After I turned to something else, my team won. The learning happened automatically. Very quickly and outside of my consciousness, my brain put together turning off the game, the team’s victory, my faulty belief in a just world, and some strict religious ideas we won’t get into here. At that moment, my brain granted me both immense power and terrible responsibility: if I wanted my team to win, I could not watch the game.
Worse than that, Philly was truly doomed if I told anyone I thought they’d win or did anything but shrug when someone else predicted a victory. Again, my brain automatically linked one of my outspoken predictions of a win to an actual loss. What great power I have.
These ideas are totally irrational (borderline delusional). If I examined the Eagles’ record in the games I’ve managed to watch over the last 21 years, their actual record is probably close to .500. There is no relationship between my viewing the game or my predictions of victory and the final score, but my brain (and yours) makes all kinds of errors—like discounting contrary evidence as a fluke—that maintain my belief in my awesome power.
Even now, your humble narrator is questioning the wisdom of writing about the game. But I know the only way to overcome superstitious behavior is to face the troublesome situation without doing what’s supposed to ward off danger. Doing so repeatedly will loosen the connection between my behavior and the outcome, and my brain will realize those bad and good things happen no matter what I say or do.
Now we treat the superstitious behavior with the best treatment available: exposure with response prevention.
To break the cycle, I must willingly engage in the anxiety-provoking behavior (exposure) without running away (response prevention). So, bombs away: The Eagles will win Super Bowl LII by at least 10 points.
The Patriots’ “greatest-of-all-time” quarterback and coach duo will make it interesting. but the Eagles two wins as underdogs (in truly spectacular fashion the second time) gives them more immediate momentum.
The Eagles will grab an early lead that their spectacular (#1 in points-per-game) defense will guard. Tom Brady will be escorted to the ground several times by Fletcher Cox and Brandon Graham. He will be forced to try complex Triple Lindy-esque flea-flickers that won’t fool the Eagles for long and may ultimately backfire. The Patriots are unlikely to win without a positive turnover differential, and trickery can go wrong quickly. Malcolm Jenkins will make Rob Gronkowski’s return from concussion protocol a non-issue.
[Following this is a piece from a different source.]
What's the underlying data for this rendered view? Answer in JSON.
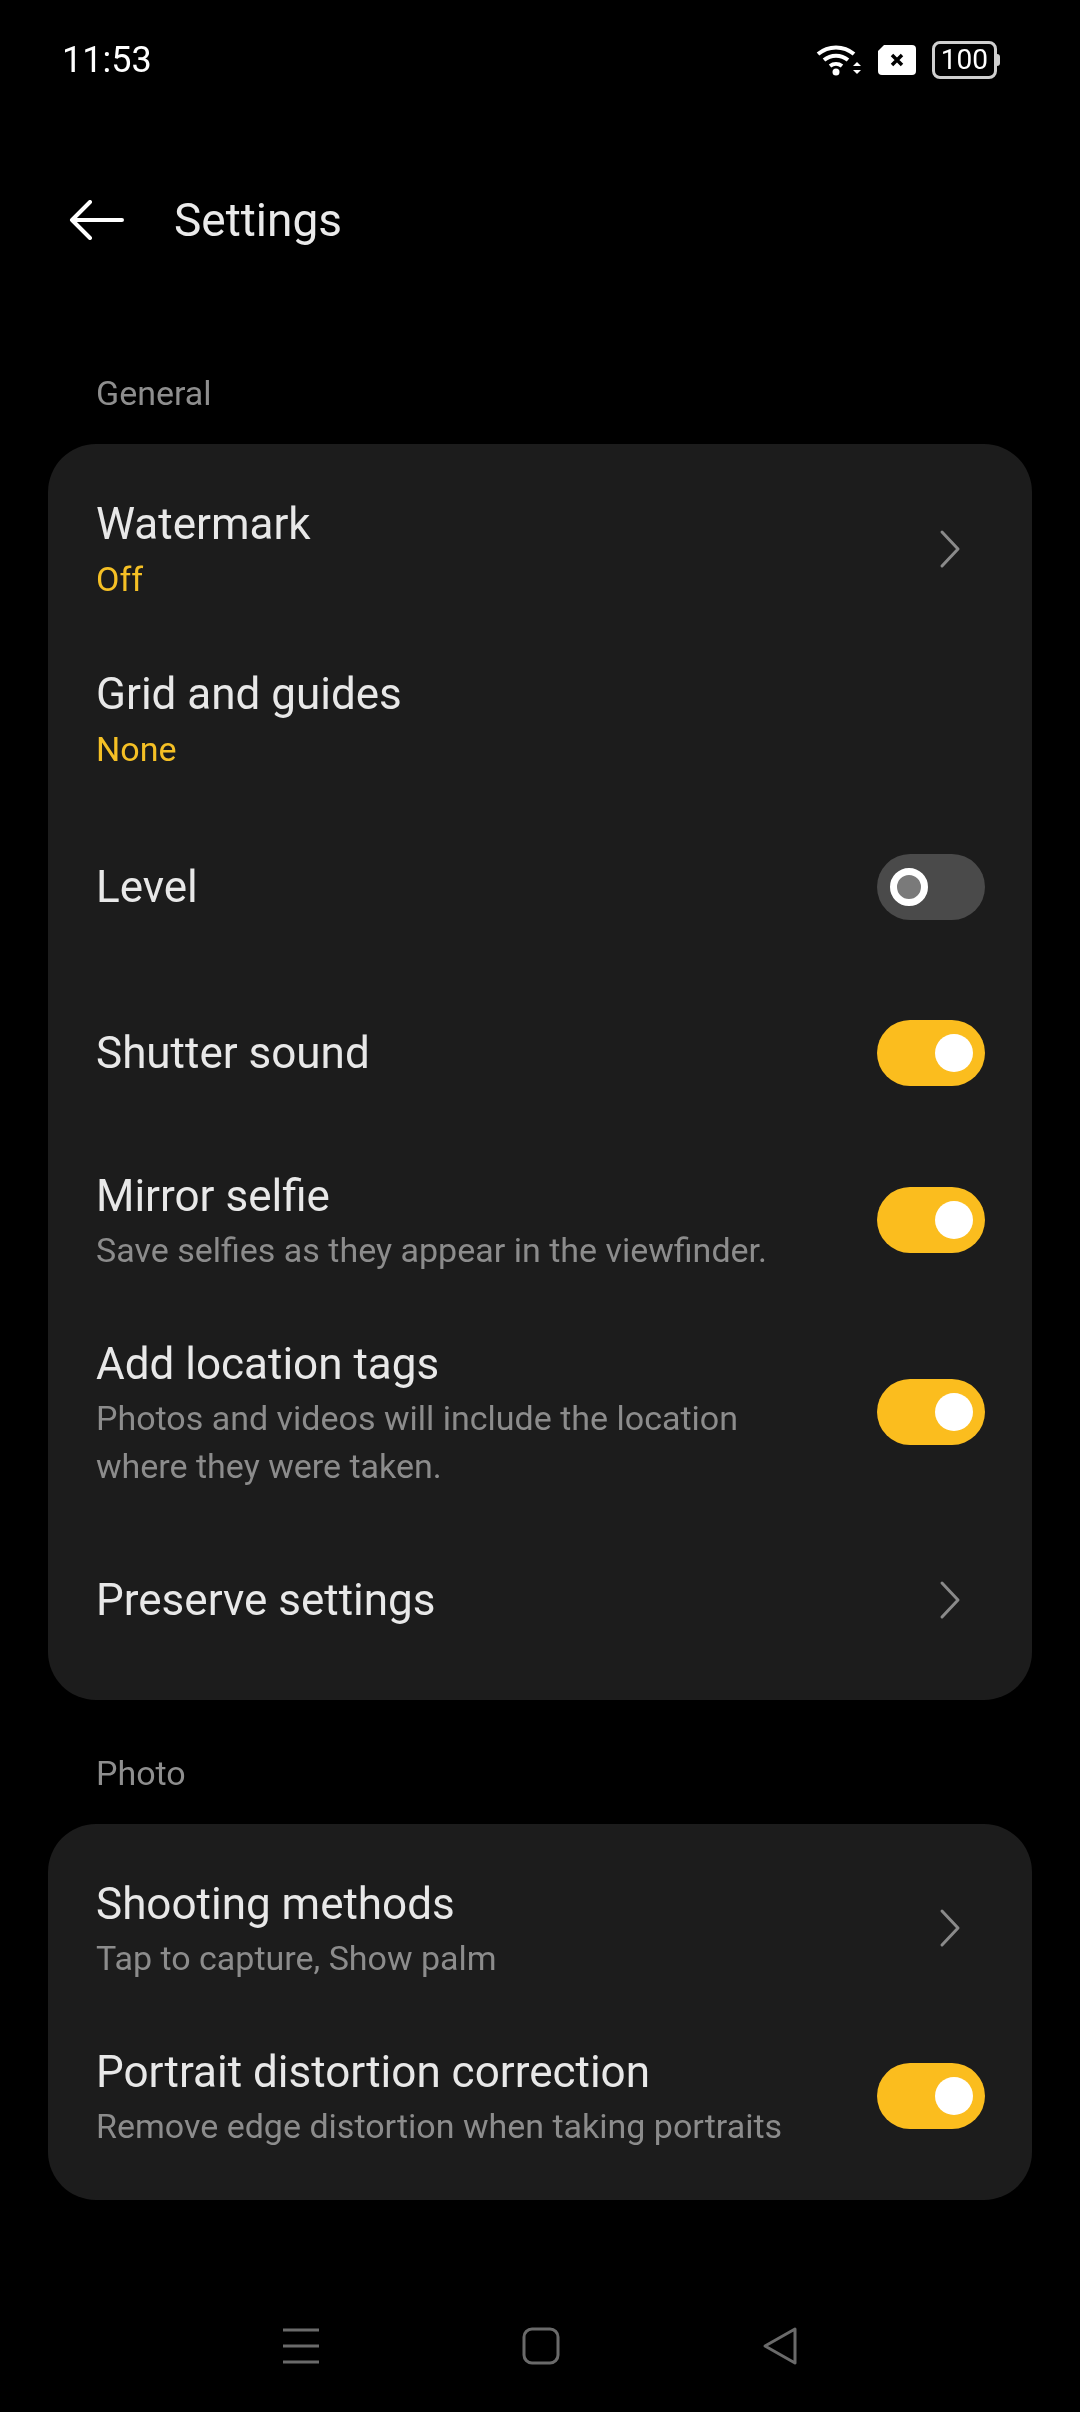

The Eagles’ 6th-ranked rushers will cut through the Patriots’ 30th-ranked rushing defense like hot knives through butter. LeGarrette Blount, Jay Ajayi, and (my almost hometown guy) Corey Clement will nullify the defense to the point where Alshon Jefferey, Torrey Smith, and Nelson Agholor can make easy work of big-yardage catches for touchdowns. Zach Ertz will be a standout with clutch catches under duress. I expect a couple of timely plays from Brent Celek, too.
Lots of experts make a big deal of the comparison between the sainted Tom Brady and Nick Foles. Brady’s been here before, many, many times, and there’s no substitute for experience. Relatively few of the Patriots have played against Foles, so experience will be no help there. In their latest performances, Brady showed he can lead his team to a comeback while Foles showed he can lead his team to an insurmountable lead. That with the Eagles defense give the advantage to Foles. Add Doug Pederson’s performance this season, and the Brady-Belichick wonder twins don’t look as insurmountable.
Call them underdogs. They’ll bark louder and bite harder.
I will watch till the bitter or sweet end, no matter what happens, and writing this will have no effect on the final score. Fly, Eagles, Fly!
This is for my Dad, with whom I share a love of Philly sports. Thanks, Dude. I’ll see you at the parade down Broad Street.